Mit dem neuen Dienst lässt sich künftig jeder Abruf einzeln abrechnen. Fordert ein KI-Agent einen Artikel, einen Datensatz oder eine API an, wird nach der Bezahlung automatisch der Zugriff freigegeben. Als Zahlungsmittel setzt Cloudflare auf Stablecoins “mit vernachlässigbaren Gebühren und einer Abwicklung in weniger als einer Sekunde”.
Cloudflare ist mit dieser Idee nicht allein. Auch AllUnity und BTC-ECHO arbeiten daran, KI-Agenten als neue Nutzergruppe für journalistische Inhalte zu erschließen. Geplant ist eine Suchfunktion, über die Software-Agenten gezielt auf Artikel zugreifen können. Jeder Abruf wird anschließend automatisch über den Zahlungsstandard x402 mit dem Euro-Stablecoin EURAU abgerechnet. Statt einer monatlichen Lizenz zahlt der Agent nur für den Inhalt, den er auch tatsächlich nutzt.

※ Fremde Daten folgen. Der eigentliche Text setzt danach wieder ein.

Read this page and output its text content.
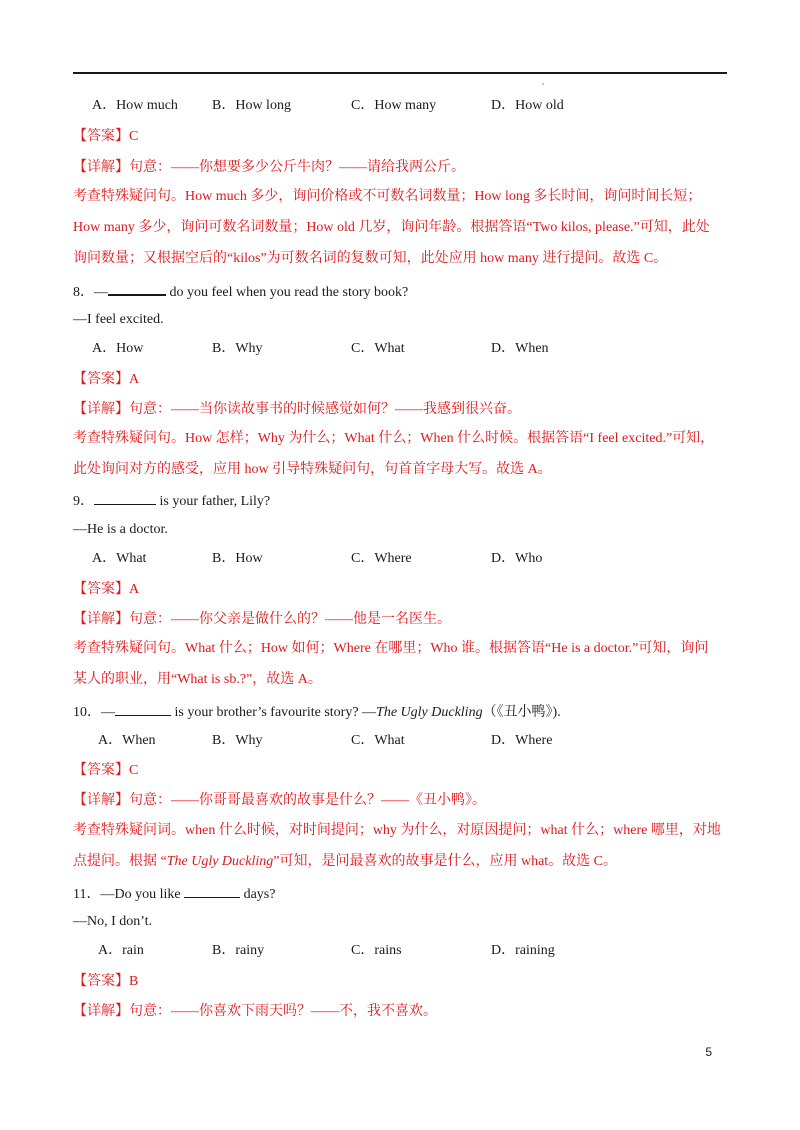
A．How much B．How long	C．How many	D．How old
【答案】C
【详解】句意：——你想要多少公斤牛肉？——请给我两公斤。
考查特殊疑问句。How much 多少，询问价格或不可数名词数量；How long 多长时间，询问时间长短；
How many 多少，询问可数名词数量；How old 几岁，询问年龄。根据答语“Two kilos, please.”可知，此处
询问数量；又根据空后的“kilos”为可数名词的复数可知，此处应用 how many 进行提问。故选 C。
8．—	do you feel when you read the story book?
—I feel excited.
A．How	B．Why	C．What	D．When
【答案】A
【详解】句意：——当你读故事书的时候感觉如何？——我感到很兴奋。
考查特殊疑问句。How 怎样；Why 为什么；What 什么；When 什么时候。根据答语“I feel excited.”可知，
此处询问对方的感受，应用 how 引导特殊疑问句，句首首字母大写。故选 A。
9．	is your father, Lily?
—He is a doctor.
A．What	B．How	C．Where	D．Who
【答案】A
【详解】句意：——你父亲是做什么的？——他是一名医生。
考查特殊疑问句。What 什么；How 如何；Where 在哪里；Who 谁。根据答语“He is a doctor.”可知，询问
某人的职业，用“What is sb.?”，故选 A。
10．—	is your brother’s favourite story? —The Ugly Duckling（《丑小鸭》).
A．When	B．Why	C．What	D．Where
【答案】C
【详解】句意：——你哥哥最喜欢的故事是什么？——《丑小鸭》。
考查特殊疑问词。when 什么时候，对时间提问；why 为什么，对原因提问；what 什么；where 哪里，对地
点提问。根据 “The Ugly Duckling”可知，是问最喜欢的故事是什么，应用 what。故选 C。
11．—Do you like	days?
—No, I don’t.
A．rain	B．rainy	C．rains	D．raining
【答案】B
【详解】句意：——你喜欢下雨天吗？——不，我不喜欢。
5
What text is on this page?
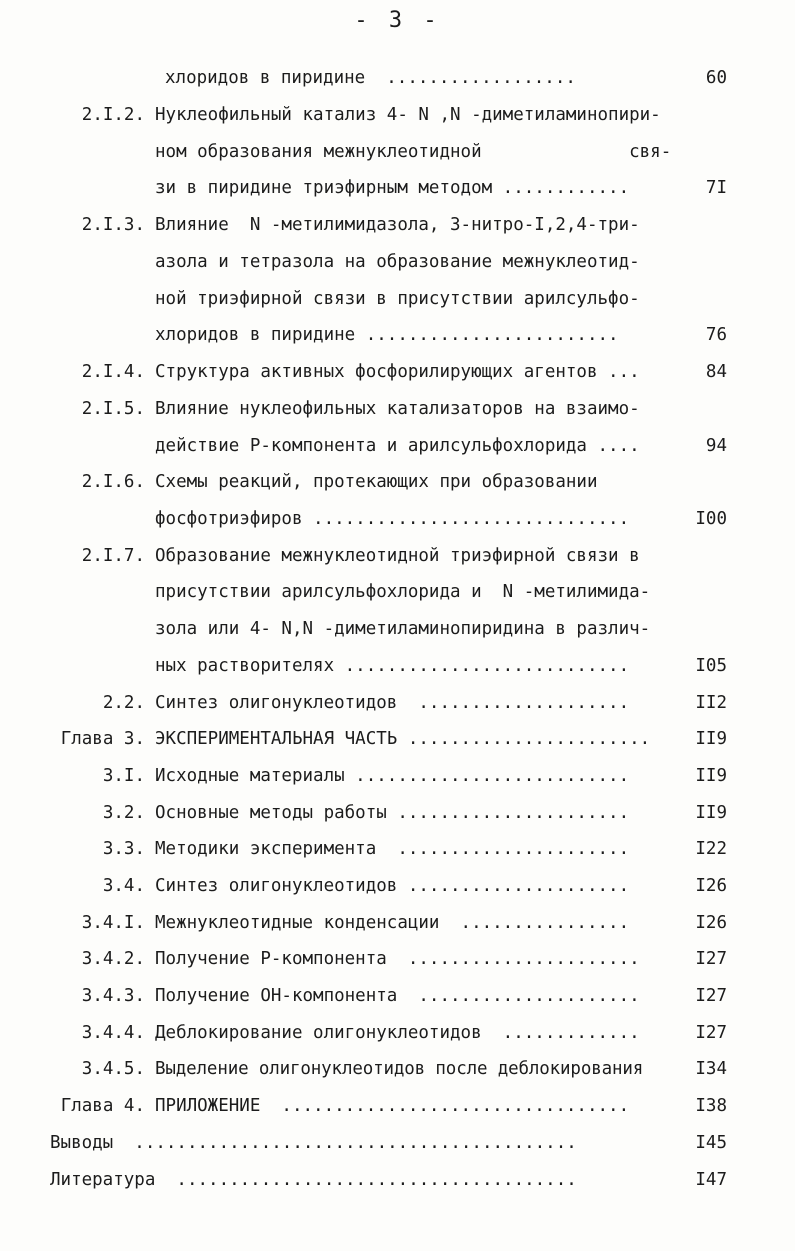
- 3 -
хлоридов в пиридине  ..................	60
2.I.2. Нуклеофильный катализ 4- N ,N -диметиламинопири-
ном образования межнуклеотидной              свя-
зи в пиридине триэфирным методом ............	7I
2.I.3. Влияние  N -метилимидазола, 3-нитро-I,2,4-три-
азола и тетразола на образование межнуклеотид-
ной триэфирной связи в присутствии арилсульфо-
хлоридов в пиридине ........................	76
2.I.4. Структура активных фосфорилирующих агентов ...	84
2.I.5. Влияние нуклеофильных катализаторов на взаимо-
действие Р-компонента и арилсульфохлорида ....	94
2.I.6. Схемы реакций, протекающих при образовании
фосфотриэфиров ..............................	I00
2.I.7. Образование межнуклеотидной триэфирной связи в
присутствии арилсульфохлорида и  N -метилимида-
зола или 4- N,N -диметиламинопиридина в различ-
ных растворителях ...........................	I05
2.2. Синтез олигонуклеотидов  ....................	II2
Глава 3. ЭКСПЕРИМЕНТАЛЬНАЯ ЧАСТЬ .......................	II9
3.I. Исходные материалы ..........................	II9
3.2. Основные методы работы ......................	II9
3.3. Методики эксперимента  ......................	I22
3.4. Синтез олигонуклеотидов .....................	I26
3.4.I. Межнуклеотидные конденсации  ................	I26
3.4.2. Получение Р-компонента  ......................	I27
3.4.3. Получение ОН-компонента  .....................	I27
3.4.4. Деблокирование олигонуклеотидов  .............	I27
3.4.5. Выделение олигонуклеотидов после деблокирования	I34
Глава 4. ПРИЛОЖЕНИЕ  .................................	I38
Выводы  ..........................................	I45
Литература  ......................................	I47
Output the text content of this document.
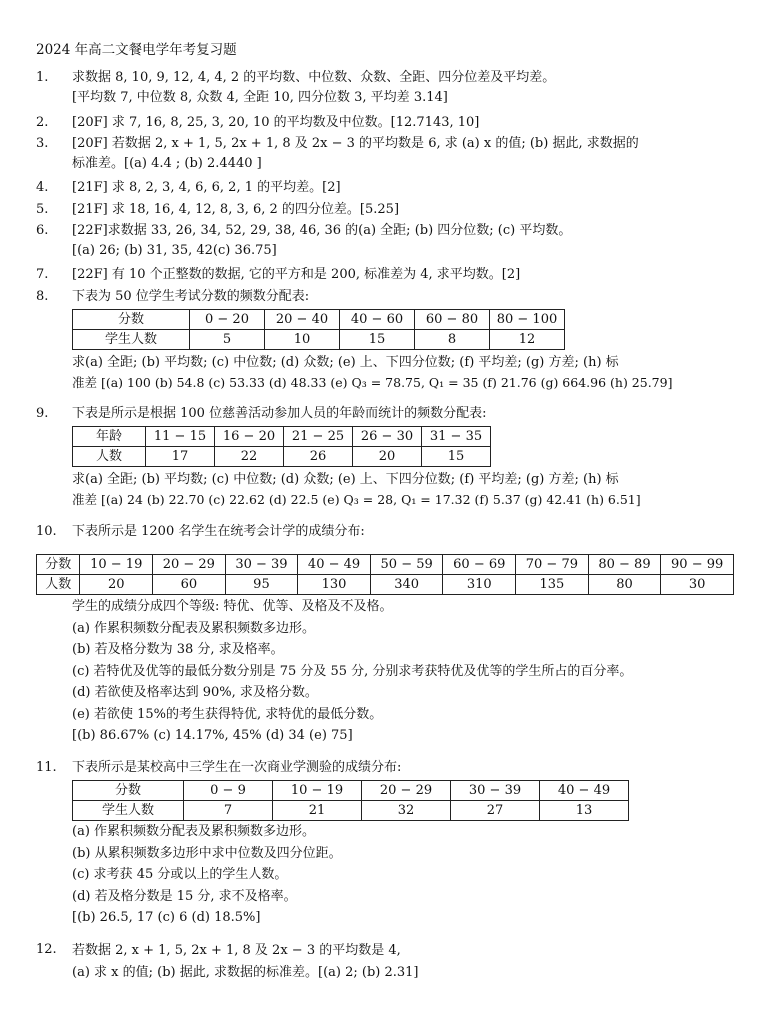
2024 年高二文餐电学年考复习题
1. 求数据 8, 10, 9, 12, 4, 4, 2 的平均数、中位数、众数、全距、四分位差及平均差。
[平均数 7, 中位数 8, 众数 4, 全距 10, 四分位数 3, 平均差 3.14]
2. [20F] 求 7, 16, 8, 25, 3, 20, 10 的平均数及中位数。[12.7143, 10]
3. [20F] 若数据 2, x + 1, 5, 2x + 1, 8 及 2x − 3 的平均数是 6, 求 (a) x 的值; (b) 据此, 求数据的
标准差。[(a) 4.4 ; (b) 2.4440 ]
4. [21F] 求 8, 2, 3, 4, 6, 6, 2, 1 的平均差。[2]
5. [21F] 求 18, 16, 4, 12, 8, 3, 6, 2 的四分位差。[5.25]
6. [22F]求数据 33, 26, 34, 52, 29, 38, 46, 36 的(a) 全距; (b) 四分位数; (c) 平均数。
[(a) 26; (b) 31, 35, 42(c) 36.75]
7. [22F] 有 10 个正整数的数据, 它的平方和是 200, 标准差为 4, 求平均数。[2]
8. 下表为 50 位学生考试分数的频数分配表:
分数	0 − 20	20 − 40	40 − 60	60 − 80	80 − 100
学生人数	5	10	15	8	12
求(a) 全距; (b) 平均数; (c) 中位数; (d) 众数; (e) 上、下四分位数; (f) 平均差; (g) 方差; (h) 标
准差 [(a) 100 (b) 54.8 (c) 53.33 (d) 48.33 (e) Q₃ = 78.75, Q₁ = 35 (f) 21.76 (g) 664.96 (h) 25.79]
9. 下表是所示是根据 100 位慈善活动参加人员的年龄而统计的频数分配表:
年龄	11 − 15	16 − 20	21 − 25	26 − 30	31 − 35
人数	17	22	26	20	15
求(a) 全距; (b) 平均数; (c) 中位数; (d) 众数; (e) 上、下四分位数; (f) 平均差; (g) 方差; (h) 标
准差 [(a) 24 (b) 22.70 (c) 22.62 (d) 22.5 (e) Q₃ = 28, Q₁ = 17.32 (f) 5.37 (g) 42.41 (h) 6.51]
10. 下表所示是 1200 名学生在统考会计学的成绩分布:
分数	10 − 19	20 − 29	30 − 39	40 − 49	50 − 59	60 − 69	70 − 79	80 − 89	90 − 99
人数	20	60	95	130	340	310	135	80	30
学生的成绩分成四个等级: 特优、优等、及格及不及格。
(a) 作累积频数分配表及累积频数多边形。
(b) 若及格分数为 38 分, 求及格率。
(c) 若特优及优等的最低分数分别是 75 分及 55 分, 分别求考获特优及优等的学生所占的百分率。
(d) 若欲使及格率达到 90%, 求及格分数。
(e) 若欲使 15%的考生获得特优, 求特优的最低分数。
[(b) 86.67% (c) 14.17%, 45% (d) 34 (e) 75]
11. 下表所示是某校高中三学生在一次商业学测验的成绩分布:
分数	0 − 9	10 − 19	20 − 29	30 − 39	40 − 49
学生人数	7	21	32	27	13
(a) 作累积频数分配表及累积频数多边形。
(b) 从累积频数多边形中求中位数及四分位距。
(c) 求考获 45 分或以上的学生人数。
(d) 若及格分数是 15 分, 求不及格率。
[(b) 26.5, 17 (c) 6 (d) 18.5%]
12. 若数据 2, x + 1, 5, 2x + 1, 8 及 2x − 3 的平均数是 4,
(a) 求 x 的值; (b) 据此, 求数据的标准差。[(a) 2; (b) 2.31]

“Die nächste Phase der Stablecoin-Adoption wird durch konkrete Geschäftsanwendungen geprägt sein”, sagt AllUnity-CTO Peter Grosskopf. “Mit BTC-ECHO zeigen wir, wie regulierte Stablecoins neue digitale Wertschöpfung auch in der Medienbranche ermöglichen können. Wenn KI-Agenten Inhalte autonom abrufen und bezahlen, braucht es eine schnelle, programmierbare und regulatorisch belastbare Zahlungsinfrastruktur”.